Tanto Montale como su acompañante me recibieron mal. Me presenté como hijo de mi padre y noté cómo Montale, entre parpadeos espasmódicos, escarbaba en su memoria y desenterraba una silueta difusa. «Ah, sí.» Le pedí permiso para sentarme a su mesa y me lo dio con un gesto tosco de la mano. «Tenemos que hablar de muchas cosas. Estoy seguro de que nos han metido en la misma jaula por trampillas diferentes.» La mujer que lo acompañaba era mucho más joven que él, aunque llevaba la vejez impresa en el mirar, supongo que a fuerza de pesares, que son tenazas para el corazón, y se dedicó a observarme con desconfianza. Montale me tenía desconcertado: parpadeaba sin parar, tosía, sacudía la cabeza, contraía la nariz, se aclaraba la garganta, olfateaba el aire como un depredador y, cuando no farfullaba de forma incoherente, soltaba alguna obscenidad que considero mejor no transcribir.

Nada más mencionarle a Sam Benítez y a Aleksei Bibayoff, empezó a convulsionarse, a crispar la cara, a carraspear y a gruñir. «Déjalo en paz. ¿No ves que molestas?», me dijo la mujer en un italiano áspero, y le acarició el hombro al viejo Montale, intentando aplacarle las sacudidas. «Lo siento», fue lo único que acerté a decir. «¿Qué quieres saber? ¿Que me han estafado como a ti? ¿Que nos han traído aquí para reírse de nosotros?», me interrogó Montale, en medio de sus estremecimientos. «¿Qué quieres saber? ¿Que todo esto ha sido un montaje para cargarse al hijo de Honza? ¿Que todo lo demás ha sido una comedia? ¿Que el juego entre Benítez y Bibayoff consistía en ver cuál de los dos mataba a ese muchacho estúpido? ¿Que todo ha sido una cacería? ¿Que han recibido un montón de dinero por matarlo? ¿Que quien les ha dado ese montón de dinero es un chulo de putas uruguayo? ¿Eso es lo que quieres saber?»

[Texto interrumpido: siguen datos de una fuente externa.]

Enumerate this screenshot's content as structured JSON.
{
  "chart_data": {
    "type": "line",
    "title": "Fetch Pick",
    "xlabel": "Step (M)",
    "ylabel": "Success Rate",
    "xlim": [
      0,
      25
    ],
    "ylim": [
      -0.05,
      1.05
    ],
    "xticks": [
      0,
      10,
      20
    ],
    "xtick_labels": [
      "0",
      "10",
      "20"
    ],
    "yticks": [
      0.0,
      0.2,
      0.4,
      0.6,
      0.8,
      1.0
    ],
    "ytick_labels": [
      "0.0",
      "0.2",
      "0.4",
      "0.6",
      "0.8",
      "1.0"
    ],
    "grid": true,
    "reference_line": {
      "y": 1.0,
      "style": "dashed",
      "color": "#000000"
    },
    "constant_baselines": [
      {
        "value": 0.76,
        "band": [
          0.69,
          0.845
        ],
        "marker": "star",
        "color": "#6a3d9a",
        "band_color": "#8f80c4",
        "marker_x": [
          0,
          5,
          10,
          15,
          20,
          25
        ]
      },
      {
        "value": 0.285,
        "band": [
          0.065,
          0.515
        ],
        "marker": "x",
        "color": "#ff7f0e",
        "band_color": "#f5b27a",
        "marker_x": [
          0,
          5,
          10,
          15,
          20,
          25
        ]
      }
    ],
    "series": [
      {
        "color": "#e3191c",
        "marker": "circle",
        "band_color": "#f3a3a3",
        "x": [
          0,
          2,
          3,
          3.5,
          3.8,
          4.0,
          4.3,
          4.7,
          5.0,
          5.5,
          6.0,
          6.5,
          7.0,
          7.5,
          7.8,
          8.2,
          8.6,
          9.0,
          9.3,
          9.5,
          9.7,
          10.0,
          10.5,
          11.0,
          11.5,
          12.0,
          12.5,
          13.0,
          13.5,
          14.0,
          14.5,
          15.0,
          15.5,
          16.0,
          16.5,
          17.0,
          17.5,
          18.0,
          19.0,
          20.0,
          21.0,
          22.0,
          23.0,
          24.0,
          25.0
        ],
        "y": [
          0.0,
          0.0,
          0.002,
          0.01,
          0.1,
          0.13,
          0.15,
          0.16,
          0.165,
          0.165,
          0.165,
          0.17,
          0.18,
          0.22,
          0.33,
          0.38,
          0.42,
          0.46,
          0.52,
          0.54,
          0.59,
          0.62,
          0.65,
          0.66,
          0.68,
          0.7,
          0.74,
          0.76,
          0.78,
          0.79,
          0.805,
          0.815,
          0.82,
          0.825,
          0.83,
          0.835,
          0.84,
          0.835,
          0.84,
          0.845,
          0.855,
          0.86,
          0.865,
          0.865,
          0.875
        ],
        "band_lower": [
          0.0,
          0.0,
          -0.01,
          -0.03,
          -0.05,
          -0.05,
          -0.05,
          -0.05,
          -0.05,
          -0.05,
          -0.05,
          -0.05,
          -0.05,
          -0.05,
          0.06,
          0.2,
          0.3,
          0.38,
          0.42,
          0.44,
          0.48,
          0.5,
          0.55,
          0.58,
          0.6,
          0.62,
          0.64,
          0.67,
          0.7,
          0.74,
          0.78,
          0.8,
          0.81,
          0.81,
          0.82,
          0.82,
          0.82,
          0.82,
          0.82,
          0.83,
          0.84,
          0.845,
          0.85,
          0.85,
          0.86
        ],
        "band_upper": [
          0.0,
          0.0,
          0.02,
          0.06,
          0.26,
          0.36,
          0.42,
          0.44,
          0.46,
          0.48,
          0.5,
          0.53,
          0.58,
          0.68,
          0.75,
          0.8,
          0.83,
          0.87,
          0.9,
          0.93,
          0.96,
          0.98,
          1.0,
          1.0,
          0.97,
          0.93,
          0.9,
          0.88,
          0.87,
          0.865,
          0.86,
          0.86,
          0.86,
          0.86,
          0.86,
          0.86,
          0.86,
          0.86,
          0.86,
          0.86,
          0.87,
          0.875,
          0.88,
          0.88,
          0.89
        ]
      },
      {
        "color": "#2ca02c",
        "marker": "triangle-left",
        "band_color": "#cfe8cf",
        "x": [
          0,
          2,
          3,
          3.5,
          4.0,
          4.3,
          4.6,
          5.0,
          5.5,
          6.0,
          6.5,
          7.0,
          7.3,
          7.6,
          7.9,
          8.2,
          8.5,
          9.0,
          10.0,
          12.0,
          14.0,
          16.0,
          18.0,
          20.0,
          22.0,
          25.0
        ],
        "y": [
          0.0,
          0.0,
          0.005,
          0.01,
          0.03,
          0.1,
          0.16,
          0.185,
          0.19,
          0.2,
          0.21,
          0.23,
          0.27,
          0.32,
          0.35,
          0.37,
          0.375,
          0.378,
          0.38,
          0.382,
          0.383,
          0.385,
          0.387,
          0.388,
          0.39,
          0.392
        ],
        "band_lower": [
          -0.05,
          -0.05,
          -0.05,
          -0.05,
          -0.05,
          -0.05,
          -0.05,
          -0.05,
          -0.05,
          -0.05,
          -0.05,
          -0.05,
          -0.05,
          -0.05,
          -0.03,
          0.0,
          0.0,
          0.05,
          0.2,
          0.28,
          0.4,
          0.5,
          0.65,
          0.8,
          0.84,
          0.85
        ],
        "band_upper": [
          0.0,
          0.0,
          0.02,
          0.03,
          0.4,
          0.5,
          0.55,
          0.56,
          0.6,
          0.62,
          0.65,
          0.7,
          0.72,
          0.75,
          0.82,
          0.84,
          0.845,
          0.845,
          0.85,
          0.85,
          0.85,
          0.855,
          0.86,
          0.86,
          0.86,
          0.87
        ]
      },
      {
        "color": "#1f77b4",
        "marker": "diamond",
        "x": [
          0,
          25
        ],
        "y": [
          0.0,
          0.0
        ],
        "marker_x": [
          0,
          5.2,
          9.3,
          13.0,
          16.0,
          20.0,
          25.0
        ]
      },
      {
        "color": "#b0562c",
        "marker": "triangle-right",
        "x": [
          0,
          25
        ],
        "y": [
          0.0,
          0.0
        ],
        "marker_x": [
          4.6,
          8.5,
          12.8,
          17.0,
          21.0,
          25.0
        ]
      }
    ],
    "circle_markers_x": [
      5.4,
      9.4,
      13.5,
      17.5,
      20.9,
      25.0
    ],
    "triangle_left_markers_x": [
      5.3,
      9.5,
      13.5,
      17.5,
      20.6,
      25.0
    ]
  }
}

Me quedé mudo, procesando aquella información disparatada que no resultaba disparatada con arreglo a determinados antecedentes. (El asunto del chagall fraudulento, sobre todo.) Por otra parte, la concepción lúdica que había animado aquella operación parecía imponerse, al menos en atención a la estadística: Sam y Bibayoff, según la opinión generalizada, habían estado jugando, jugando con la realidad y jugando con nosotros. Y hasta ahí bien, dentro de lo que cabe. Pero la idea de una cacería humana, con el Penumbra como trofeo, resultaba repugnante: soltar la presa y abatirla. Aquello no cuadraba con la conciencia de Sam, aunque, como dice tía Corina, una persona de tendencias dionisiacas, adepta al chamanismo y empeñada en construir el Prisma Teológico puede resultar imprevisible, ya que la aleación de incongruencias no suele resultar robustecedora del carácter. «La apuesta la ha ganado Bibayoff, como no hace falta que te diga. A Tito Dakauskas lo llaman «el asesino del ojo derecho», porque siempre mata por ahí. Por el ojo derecho… Benítez jugaba con Tarmo y Bibayoff con Tito, ¿te enteras? Tú y yo sólo éramos una diversión adicional. Los payasos.» Pero las incoherencias se evidenciaban: ¿para qué iban a gastarse un dineral Sam Benítez y Aleksei Bibayoff en encargarnos a Montale y a mí una mera pantomima? «Por cuatro razones», me replicó. «La primera de ellas, porque están locos. La segunda, porque en este instante les sobra el dinero. La tercera, porque dos locos a los que les sobra el dinero sólo saben hacer locuras con el dinero que les sobra. Y la cuarta y principal, porque no sólo no les ha costado nada, sino que además han ganado muchísimo dinero. ¿Tú has cobrado algo, mariconcete? ¿Te vuelves con la cartera llena?» Le dije que no, como era lógico y verdadero. «Pues igual vuelvo yo. Los cabrones de los Dakauskas han recuperado todo.» Y creí comprender la fullería: darnos dinero y quitárnoslo. (Algo así, no sé, como aquel truco que el prestidigitador Houdin bautizó como «Las monedas viajeras».)